VRML is evolving, even while you are reading this. The goal of VRML2.0 was to provide an open, extensible system that supported 3D interactive scenes on the WWW. But our sights, and that of others in the community, still rested on the support for shared multi-user spaces. VRML2.0 is sufficiently open and extensible to allow anybody to begin experimentation into the issues of building multi-user spaces. At the time of writing, Sony, along with a handful of other companies and individuals are experimenting to understand best how to do this. The result of that experimentation will result in new proposals in the area of multi-user standards.

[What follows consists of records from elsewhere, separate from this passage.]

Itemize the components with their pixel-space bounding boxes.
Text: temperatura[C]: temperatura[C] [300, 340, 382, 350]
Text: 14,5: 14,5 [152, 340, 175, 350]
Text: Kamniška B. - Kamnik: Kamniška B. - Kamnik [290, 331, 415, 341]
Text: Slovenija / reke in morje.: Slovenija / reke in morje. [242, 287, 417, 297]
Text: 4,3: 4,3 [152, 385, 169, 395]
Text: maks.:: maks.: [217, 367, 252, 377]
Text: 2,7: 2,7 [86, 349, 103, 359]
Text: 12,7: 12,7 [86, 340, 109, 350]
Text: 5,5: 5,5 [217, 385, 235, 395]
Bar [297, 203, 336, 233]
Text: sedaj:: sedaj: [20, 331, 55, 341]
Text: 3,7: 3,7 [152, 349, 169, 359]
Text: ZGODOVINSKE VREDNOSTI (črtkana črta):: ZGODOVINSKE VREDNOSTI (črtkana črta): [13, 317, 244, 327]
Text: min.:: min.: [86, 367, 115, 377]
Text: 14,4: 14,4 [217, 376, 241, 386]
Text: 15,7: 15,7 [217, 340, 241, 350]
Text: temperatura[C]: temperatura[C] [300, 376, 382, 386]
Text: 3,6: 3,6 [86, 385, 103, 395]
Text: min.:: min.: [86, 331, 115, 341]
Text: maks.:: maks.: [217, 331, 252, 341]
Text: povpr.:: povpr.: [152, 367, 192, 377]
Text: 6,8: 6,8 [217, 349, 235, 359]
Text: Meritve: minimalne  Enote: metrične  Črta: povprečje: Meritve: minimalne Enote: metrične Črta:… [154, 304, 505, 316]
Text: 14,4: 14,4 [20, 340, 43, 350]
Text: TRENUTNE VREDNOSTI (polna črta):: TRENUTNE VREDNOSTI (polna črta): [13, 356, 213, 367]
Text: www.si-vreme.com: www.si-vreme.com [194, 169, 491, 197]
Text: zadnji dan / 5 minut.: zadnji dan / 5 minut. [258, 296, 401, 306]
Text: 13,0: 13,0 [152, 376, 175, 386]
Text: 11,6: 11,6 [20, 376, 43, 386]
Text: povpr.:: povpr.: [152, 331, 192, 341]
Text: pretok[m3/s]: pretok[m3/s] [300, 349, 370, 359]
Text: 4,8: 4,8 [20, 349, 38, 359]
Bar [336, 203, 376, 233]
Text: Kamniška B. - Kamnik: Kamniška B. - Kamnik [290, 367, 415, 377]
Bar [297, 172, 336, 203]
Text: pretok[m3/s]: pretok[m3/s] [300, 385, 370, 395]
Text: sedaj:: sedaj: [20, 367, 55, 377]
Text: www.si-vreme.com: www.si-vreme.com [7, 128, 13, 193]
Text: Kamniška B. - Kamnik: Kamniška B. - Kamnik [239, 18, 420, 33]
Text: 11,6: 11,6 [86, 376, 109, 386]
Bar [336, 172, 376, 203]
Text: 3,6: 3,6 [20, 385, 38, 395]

As part of our own experimentation, you will find that the VRML2.0 browser that comes with this book, Community Place, is a full multi-user system. It will allow you not only to experiment with VRML2.0, but also shared multi-user scenes. Since the goal of this book is to show you how to use Java to build standard VRML2.0 scenes, we have restricted most of our discussion to standard VRML2.0. However, at the end of the book, we will return to the issue of multi-user worlds and show you both how to build a simple multi-user server of your own, and how to use some of the multi-user features of Community Place.

Round up

This chapter has tried to give an overview of the development of VRML2.0 as seen from our perspective. That perspective is obviously biased, and concentrates on events and motivations that we think are important. It is clear that VRML is many things to many people and will be used in a wide variety of ways in the coming years. For us, and for many others, a principle use of VRML will be as a building block for CyberSpace. Building CyberSpace is a technical challenge, and will not come eaisly. Our goal in the rest of this book is to equip you with enough information to be able to meld the strenths of Java and the flexibility of VRML so that you can begin building interesting, interactive 3D content. In this way, you can become part of the CyberSpace dream.